You may have watched “The Gatekeepers,” the award-winning documentary with the six most recent Shin Bet chiefs (if you haven’t, it’s a must). I just finished reading the book, the full transcript of director Dror Moreh’s interviews with the six. The book, published in Hebrew only, is compelling. The Gatekeepers are not cut from the same political cloth. One is running for a seat on Likud’s Knesset slate. Another is trying to unite Israel’s left and center parties toward victory in the coming general elections. Yet all of them agree that a political settlement — difficult to achieve as it may be — is not only necessary but also undoubtedly feasible.

Yaakov Peri, who headed the Shin Bet during the first intifada and the years that followed, said: “I think that the vast majority of those who served — whether in the Shin Bet, Mossad, the Israeli Defense Forces, or other intelligence agencies, end up reaching the conclusion that we cannot win this conflict by intelligence or military means. There is no alternative to a political move.”

And Carmi Gillon, who headed the Shin Bet in the mid-1990s, said: “The Shin Bet, because of its constant friction with the field, knows that nothing positive for Israel can emerge from maintaining this conflict, and that [ending it] is our own interest, not a favor we’re doing to the Palestinians, but a favor we are doing to ourselves by trying to reach a settlement.”
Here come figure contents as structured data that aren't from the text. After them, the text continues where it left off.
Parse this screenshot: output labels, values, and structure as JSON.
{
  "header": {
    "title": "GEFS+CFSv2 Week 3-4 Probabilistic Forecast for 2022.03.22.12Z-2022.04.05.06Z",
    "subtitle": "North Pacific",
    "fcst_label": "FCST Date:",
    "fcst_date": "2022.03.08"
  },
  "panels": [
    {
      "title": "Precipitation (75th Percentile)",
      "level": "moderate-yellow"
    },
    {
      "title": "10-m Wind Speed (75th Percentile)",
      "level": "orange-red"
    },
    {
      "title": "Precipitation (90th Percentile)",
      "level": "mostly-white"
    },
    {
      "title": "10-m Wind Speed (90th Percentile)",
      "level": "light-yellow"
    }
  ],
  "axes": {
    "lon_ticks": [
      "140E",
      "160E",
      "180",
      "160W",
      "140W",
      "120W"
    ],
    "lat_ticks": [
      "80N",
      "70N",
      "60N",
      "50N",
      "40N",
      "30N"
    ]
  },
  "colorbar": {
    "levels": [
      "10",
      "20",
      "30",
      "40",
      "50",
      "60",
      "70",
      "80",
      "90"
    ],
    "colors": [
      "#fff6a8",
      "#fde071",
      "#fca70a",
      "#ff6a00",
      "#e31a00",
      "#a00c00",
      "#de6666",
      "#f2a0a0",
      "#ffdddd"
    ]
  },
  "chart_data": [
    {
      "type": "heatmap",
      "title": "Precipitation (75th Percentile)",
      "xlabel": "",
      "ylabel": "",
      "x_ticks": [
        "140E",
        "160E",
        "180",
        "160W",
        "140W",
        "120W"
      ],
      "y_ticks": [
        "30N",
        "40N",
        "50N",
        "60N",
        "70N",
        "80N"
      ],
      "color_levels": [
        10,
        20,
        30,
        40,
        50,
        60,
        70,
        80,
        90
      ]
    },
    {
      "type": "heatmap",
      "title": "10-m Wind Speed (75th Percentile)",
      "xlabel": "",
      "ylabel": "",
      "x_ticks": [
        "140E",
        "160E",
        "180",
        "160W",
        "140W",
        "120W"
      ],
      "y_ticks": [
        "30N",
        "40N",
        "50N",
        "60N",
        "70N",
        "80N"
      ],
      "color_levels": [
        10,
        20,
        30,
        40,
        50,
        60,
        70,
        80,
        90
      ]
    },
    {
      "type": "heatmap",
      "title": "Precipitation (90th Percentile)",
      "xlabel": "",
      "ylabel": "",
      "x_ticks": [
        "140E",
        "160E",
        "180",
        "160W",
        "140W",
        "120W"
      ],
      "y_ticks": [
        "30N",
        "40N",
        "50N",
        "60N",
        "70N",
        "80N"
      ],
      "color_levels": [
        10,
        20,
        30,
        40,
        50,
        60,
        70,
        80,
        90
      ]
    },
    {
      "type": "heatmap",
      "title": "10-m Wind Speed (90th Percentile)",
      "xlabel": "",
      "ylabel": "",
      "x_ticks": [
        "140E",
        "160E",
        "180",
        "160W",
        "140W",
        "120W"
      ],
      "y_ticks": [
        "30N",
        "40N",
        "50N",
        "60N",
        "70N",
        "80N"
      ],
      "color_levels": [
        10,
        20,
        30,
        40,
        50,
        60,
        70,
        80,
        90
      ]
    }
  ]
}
Even Avi Dichter, who directed the Shin Bet during the second intifada and is now a Likud leader, says his optimism about ending the conflict stems from knowing both peoples, Israelis and Palestinians, and knowing that they both have an interest in normal, peaceful life with the other side.

Asked what is hindering a political settlement, all six concurred that the main reason is lack of leadership — Israeli and Palestinian — “strong, authentic leadership, that talks the talk and walks the walk,” in the words of Yuval Diskin, the most recent Shin Bet chief.

In less than ten weeks, Israelis will have a chance to elect such a leadership, which may in turn prompt Palestinian leaders to seriously engage and negotiate a political settlement. It’s going to be difficult, but certainly not impossible. Israelis deserve some collective optimism.

This article first appeared on January 12, 2015 in The Boston Globe.